A prostituição do mercado publicitário de Sergipe
Há algo profundamente errado quando profissionais de comunicação, especialmente radialistas em Sergipe, passam a tratar o próprio trabalho como se fosse descartável, barato e sem valor. Cobrar cinco reais para gravar uma vinheta ou um spot comercial de 30 segundos não é apenas um preço baixo — é um desrespeito escancarado com a profissão, com os colegas de área e com o próprio mercado. Não se trata de elitismo ou de impedir que novos talentos entrem na área, mas de reconhecer que comunicação é técnica, é experiência, é investimento em voz, equipamento, edição e, acima de tudo, em credibilidade. Quando alguém aceita receber esse valor simbólico, praticamente inexistente, está assinando um atestado de desvalorização coletiva. É como dizer que todo o esforço necessário para produzir um material de qualidade não vale mais que uma moeda esquecida no bolso. E isso não afeta apenas quem cobra barato — afeta todos.

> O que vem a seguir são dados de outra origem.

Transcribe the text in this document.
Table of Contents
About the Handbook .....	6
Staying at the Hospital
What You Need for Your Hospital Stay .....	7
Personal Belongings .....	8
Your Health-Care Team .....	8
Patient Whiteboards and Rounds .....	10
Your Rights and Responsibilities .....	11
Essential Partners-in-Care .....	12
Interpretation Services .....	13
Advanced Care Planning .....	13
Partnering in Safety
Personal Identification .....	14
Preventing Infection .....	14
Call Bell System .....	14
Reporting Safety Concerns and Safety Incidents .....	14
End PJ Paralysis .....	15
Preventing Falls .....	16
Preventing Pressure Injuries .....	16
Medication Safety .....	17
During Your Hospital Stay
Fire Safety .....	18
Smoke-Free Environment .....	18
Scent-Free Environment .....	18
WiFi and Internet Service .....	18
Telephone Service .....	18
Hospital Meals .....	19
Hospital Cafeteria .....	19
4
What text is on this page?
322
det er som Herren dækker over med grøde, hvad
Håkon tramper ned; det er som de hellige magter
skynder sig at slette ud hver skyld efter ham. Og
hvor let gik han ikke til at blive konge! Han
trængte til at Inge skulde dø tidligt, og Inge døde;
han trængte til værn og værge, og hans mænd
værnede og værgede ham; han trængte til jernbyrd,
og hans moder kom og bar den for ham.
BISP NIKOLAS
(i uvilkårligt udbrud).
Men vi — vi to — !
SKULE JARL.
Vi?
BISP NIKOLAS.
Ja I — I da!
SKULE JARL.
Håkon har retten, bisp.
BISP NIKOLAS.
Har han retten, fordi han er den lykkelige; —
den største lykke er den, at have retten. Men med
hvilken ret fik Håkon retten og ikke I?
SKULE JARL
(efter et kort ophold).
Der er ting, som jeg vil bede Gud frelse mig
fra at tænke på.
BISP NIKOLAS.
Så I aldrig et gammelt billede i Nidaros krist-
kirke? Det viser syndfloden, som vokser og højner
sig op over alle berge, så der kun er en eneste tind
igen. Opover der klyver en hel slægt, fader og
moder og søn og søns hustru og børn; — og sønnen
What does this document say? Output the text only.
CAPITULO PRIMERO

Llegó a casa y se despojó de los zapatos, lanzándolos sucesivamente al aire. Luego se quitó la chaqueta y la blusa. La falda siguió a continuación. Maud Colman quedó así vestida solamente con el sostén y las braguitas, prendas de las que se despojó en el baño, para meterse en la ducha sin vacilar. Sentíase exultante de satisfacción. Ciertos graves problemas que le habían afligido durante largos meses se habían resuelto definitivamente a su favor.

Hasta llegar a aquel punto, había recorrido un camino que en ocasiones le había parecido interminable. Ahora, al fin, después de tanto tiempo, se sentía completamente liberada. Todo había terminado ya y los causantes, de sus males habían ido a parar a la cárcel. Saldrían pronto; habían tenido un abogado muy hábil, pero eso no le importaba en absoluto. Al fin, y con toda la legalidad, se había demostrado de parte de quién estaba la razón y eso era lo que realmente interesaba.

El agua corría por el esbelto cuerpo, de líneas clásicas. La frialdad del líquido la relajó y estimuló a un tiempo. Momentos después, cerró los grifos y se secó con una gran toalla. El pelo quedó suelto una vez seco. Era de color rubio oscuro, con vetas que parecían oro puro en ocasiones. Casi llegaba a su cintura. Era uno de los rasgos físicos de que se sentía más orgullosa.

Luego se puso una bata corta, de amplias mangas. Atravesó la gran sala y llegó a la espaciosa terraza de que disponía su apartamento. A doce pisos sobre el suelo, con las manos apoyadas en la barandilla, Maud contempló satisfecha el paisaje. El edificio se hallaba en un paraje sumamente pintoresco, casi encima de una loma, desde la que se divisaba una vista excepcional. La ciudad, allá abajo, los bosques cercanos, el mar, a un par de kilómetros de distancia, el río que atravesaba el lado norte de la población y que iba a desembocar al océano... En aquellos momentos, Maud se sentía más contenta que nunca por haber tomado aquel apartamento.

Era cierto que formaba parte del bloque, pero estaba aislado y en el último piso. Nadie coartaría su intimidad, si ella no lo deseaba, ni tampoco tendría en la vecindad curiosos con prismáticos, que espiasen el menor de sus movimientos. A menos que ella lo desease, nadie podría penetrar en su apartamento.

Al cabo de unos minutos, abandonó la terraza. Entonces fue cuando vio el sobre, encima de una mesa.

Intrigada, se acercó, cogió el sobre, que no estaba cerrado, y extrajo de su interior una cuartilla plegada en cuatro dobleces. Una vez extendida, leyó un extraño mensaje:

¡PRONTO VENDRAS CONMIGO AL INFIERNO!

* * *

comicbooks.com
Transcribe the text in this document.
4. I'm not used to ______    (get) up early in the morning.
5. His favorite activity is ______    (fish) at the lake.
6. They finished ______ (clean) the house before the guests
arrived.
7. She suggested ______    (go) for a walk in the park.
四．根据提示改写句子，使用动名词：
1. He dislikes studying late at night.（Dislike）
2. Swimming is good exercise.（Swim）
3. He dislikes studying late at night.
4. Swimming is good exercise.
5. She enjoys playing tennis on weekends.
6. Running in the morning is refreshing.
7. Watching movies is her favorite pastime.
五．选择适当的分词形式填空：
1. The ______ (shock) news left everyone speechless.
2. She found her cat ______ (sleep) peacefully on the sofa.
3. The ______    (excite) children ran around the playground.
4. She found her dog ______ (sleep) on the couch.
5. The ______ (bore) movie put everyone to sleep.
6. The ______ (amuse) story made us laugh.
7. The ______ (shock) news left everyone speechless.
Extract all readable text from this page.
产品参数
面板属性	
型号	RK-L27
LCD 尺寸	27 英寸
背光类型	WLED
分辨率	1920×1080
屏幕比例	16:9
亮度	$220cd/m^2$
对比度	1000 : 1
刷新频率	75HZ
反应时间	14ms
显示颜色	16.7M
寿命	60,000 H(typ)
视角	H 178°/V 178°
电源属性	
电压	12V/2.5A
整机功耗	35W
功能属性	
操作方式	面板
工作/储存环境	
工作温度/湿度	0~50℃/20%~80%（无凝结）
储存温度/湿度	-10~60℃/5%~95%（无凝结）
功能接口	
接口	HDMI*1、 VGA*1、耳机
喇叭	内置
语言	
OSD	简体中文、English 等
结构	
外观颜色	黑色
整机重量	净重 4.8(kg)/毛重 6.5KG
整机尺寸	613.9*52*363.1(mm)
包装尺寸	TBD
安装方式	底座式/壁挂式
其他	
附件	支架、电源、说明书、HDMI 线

O mais revoltante é perceber que essa prática cria um efeito dominó destrutivo. O cliente, naturalmente, começa a achar que aquele preço absurdo de baixo é o “normal” e passa a questionar qualquer profissional que cobre um valor justo. O resultado? Profissionais sérios, que investiram em formação, em equipamentos e em aperfeiçoamento, acabam sendo pressionados a reduzir seus preços ou perdem espaço para quem aceita trabalhar quase de graça. Isso não é concorrência saudável; é uma corrida para o fundo do poço. E, no meio disso tudo, a qualidade do material entregue também despenca. Afinal, quem trabalha por cinco reais dificilmente terá condições de oferecer estrutura adequada, tempo de dedicação e cuidado técnico. O barato, nesse caso, sai caro — não só para o cliente, mas para a imagem da comunicação local como um todo.
É preciso dizer com todas as letras: isso não é democratização do mercado, é precarização. Existe uma diferença enorme entre ser acessível e ser explorado — ou pior, se autoexplorar. Quando um radialista aceita esse tipo de valor, ele não está sendo “humilde” ou “estratégico”; está contribuindo para a banalização de uma profissão que já enfrenta desafios suficientes. Comunicação não é favor, não é “quebra-galho”, não é algo que se faz por troco. É um serviço que exige preparo, domínio da voz, interpretação, conhecimento de roteiro e noções de marketing. Reduzir tudo isso a cinco reais é como rasgar anos de construção profissional. E o mais irônico é que muitos desses mesmos profissionais depois reclamam da falta de reconhecimento, sem perceber que estão alimentando exatamente o problema que os prejudica.
Chega de normalizar o absurdo. É hora de os profissionais de comunicação em Sergipe — e em qualquer lugar — entenderem que valor não se negocia nesse nível de humilhação. É possível cobrar preços competitivos sem destruir o mercado. É possível crescer sem puxar todos para baixo. Mas isso exige consciência coletiva, postura e, principalmente, respeito pela própria profissão. Quem cobra cinco reais por um trabalho técnico não está sendo esperto; está sendo cúmplice de um sistema que desvaloriza e enfraquece toda a categoria. E enquanto isso continuar sendo tratado como algo comum, o mercado seguirá doente, desorganizado e cada vez mais injusto com quem realmente leva a comunicação a sério.